Whilst the average number of champagne consumed in France amounts to 107.1m litres — 300,000 liters of champagne were drunk in Greece last year alone.
"It's not that all the Greeks in the last couple of years decided to go party and forget their troubles," says Spiros Malandrakis, alcoholic drinks analyst at Euromonitor, adding that the growth in consumption is actually down to visitors.
"Most tourists are coming into the country, but they are also higher end tourists," he said. Sales increased by 18 percent in 2014, and 56 percent in 2013, according to Euromonitor's international data.

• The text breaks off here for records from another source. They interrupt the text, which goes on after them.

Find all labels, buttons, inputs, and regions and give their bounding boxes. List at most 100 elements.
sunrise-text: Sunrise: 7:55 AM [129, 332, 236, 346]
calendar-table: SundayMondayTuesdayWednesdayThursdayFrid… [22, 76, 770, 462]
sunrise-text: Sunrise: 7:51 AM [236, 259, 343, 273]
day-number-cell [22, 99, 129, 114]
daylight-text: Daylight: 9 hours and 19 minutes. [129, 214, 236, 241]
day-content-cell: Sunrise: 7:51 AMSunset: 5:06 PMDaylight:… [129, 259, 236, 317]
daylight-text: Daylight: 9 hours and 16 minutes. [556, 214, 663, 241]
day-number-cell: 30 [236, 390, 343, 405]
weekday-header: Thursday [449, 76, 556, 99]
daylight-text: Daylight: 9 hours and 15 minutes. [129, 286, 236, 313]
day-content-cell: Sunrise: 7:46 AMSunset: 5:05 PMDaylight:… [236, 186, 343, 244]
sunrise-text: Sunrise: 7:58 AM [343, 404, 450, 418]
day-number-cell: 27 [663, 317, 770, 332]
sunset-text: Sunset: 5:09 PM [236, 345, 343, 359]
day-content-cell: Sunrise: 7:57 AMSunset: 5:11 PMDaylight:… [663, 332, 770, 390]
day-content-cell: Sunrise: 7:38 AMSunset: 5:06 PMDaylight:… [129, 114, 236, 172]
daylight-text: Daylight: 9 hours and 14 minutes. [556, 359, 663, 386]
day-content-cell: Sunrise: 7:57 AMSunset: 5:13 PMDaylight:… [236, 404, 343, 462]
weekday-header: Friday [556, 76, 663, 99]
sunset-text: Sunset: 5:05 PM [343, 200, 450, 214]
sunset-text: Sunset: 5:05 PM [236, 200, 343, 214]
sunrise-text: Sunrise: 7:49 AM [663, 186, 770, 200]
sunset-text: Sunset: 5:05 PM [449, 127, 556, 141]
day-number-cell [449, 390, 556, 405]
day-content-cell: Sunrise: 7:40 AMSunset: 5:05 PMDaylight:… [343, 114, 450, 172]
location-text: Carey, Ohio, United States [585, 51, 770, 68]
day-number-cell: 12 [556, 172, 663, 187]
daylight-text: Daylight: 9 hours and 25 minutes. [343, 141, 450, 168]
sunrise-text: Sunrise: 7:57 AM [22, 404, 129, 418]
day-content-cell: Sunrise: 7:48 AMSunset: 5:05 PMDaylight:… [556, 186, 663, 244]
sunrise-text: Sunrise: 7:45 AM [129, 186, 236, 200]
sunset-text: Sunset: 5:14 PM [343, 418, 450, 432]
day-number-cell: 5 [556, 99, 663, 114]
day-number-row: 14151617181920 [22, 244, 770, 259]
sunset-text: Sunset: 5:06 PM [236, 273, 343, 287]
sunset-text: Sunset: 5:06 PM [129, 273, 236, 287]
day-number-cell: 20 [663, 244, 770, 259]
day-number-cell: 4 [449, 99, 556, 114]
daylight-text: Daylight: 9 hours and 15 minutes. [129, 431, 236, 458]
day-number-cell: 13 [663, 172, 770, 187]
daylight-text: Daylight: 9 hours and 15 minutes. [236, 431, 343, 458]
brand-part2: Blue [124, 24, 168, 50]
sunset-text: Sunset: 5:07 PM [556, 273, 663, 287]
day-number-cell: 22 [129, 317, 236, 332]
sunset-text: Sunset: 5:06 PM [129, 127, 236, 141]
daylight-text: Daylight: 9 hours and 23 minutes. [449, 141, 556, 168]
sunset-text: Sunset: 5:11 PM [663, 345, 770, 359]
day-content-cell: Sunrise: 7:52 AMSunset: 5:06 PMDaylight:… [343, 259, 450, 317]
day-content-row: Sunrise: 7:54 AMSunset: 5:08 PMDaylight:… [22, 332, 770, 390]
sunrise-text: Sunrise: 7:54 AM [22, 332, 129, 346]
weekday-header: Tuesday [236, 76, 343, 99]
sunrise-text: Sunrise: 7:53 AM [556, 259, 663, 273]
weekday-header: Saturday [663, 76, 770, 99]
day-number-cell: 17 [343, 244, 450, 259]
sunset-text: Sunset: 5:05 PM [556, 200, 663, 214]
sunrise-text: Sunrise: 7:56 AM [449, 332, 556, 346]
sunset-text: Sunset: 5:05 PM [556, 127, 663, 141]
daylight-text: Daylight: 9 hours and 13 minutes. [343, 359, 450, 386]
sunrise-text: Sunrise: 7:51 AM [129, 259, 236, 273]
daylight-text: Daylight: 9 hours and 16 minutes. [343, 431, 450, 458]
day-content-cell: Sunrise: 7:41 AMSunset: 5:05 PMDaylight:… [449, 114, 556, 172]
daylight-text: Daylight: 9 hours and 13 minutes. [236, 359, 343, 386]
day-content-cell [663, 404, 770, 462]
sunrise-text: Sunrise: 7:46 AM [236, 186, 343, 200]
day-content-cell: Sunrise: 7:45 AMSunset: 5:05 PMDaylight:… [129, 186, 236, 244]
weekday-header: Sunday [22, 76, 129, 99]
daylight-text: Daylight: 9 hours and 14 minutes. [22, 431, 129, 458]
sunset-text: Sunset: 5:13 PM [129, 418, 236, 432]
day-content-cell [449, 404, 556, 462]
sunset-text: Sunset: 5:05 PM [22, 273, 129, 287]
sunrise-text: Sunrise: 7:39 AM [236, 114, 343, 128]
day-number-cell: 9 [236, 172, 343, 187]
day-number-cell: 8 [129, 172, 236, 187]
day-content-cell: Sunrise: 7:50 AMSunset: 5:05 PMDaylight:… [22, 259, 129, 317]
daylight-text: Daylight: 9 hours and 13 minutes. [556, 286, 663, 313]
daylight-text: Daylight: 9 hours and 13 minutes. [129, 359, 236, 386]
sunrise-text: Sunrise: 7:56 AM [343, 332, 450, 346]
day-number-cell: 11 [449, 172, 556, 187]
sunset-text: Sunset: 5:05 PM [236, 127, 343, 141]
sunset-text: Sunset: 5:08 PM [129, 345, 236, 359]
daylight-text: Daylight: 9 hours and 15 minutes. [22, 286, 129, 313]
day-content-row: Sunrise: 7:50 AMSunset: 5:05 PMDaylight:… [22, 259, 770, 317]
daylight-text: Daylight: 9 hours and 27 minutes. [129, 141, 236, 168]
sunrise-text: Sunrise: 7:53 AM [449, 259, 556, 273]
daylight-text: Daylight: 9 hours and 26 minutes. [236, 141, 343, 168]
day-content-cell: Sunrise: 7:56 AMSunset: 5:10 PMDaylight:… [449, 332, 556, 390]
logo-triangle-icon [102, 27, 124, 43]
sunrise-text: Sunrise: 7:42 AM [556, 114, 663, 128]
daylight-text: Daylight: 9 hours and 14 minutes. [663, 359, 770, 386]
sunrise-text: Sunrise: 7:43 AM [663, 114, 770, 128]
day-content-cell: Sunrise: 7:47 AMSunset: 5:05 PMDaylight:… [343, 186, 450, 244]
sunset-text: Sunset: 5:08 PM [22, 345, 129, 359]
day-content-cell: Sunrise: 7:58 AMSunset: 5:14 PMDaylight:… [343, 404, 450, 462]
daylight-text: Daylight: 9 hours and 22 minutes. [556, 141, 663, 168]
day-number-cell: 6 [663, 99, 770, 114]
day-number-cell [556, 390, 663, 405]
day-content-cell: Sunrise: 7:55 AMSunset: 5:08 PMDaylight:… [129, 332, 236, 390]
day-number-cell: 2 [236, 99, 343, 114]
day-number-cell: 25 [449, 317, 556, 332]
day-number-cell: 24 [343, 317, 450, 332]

Champagne selling really well in Greece! Somebody is celebrating, but who? Intriguing…— Lia Ghilardi (@noemaresearch) June 26, 2015
Meanwhile, on the fringes of the European Union Summit in France, and a day after Eurozone ministers failed to reach a cash-for-reform deal, trilateral talks are being held between German Chancellor Angela Merkel, French President Francois Hollande and Greek Prime Minister Alexis Tsipras.
However, it's suggested Tsipras doesn't — or won't — understand the lenders' insistence that further austerity measures must be imposed on the country.
A statement from the offices of the French delegation at the European Council said: "Alexis Tsipras informed the two leaders about the Greek proposal and emphasized that the Greek side did not understand why creditors were insisting on such hard measures," adding that, "negotiations will continue after the summit is concluded."
According to the Greek press, the IMF has rejected some of the measures to increase social security contributions, calling for more spending cuts than tax increases. Greek Finance Minister, Yanis Varoufakis, told Irish media: "I am against increasing the corporate tax, but then again I am against raising the tax on hotels and against cutting the pensions of people who live below the poverty line.
"These issues are putting me and my government in an impossible position, having to make a bad choice among really hard, difficult bad choices."
A note prepared for Eurozone finance ministers, offering a lifeline to Greece has emerged. It says the EU can help Greece repay its debt in the forthcoming months if the bailout program is extended by five months, to November.
Extend. Pretend. Repeat. Either global eco-system collapses from too much waste, or global economy collapses from too much debt. #Greece— Max Keiser (@maxkeiser) June 26, 2015
The note, reportedly puts the total available amount for Greece at $18.3 billion (€16.3 bn), made up from $12.2 (€10.9.bn), earmarked for Greek bank recapitalization and a $2.02 (€1.8 bn) tranche from the Eurozone bailout fund — and $4.03 billion (€3.6 bn) from profits made by the European Central Bank on its Greek bonds in 2014 and 2015. The note read:
"A five months extension (until end of November 2015) of the current program is feasible."
But despite sales of the fizzy stuff jumping by almost a fifth last year, making the economically creaking country the world's fastest growing market for champagne, if talks with the Troika to avoid bankruptcy remain deadlocked, popping corks at midnight on 30 June will be left only to the champagne coiffing tourists enjoying a Greek holiday.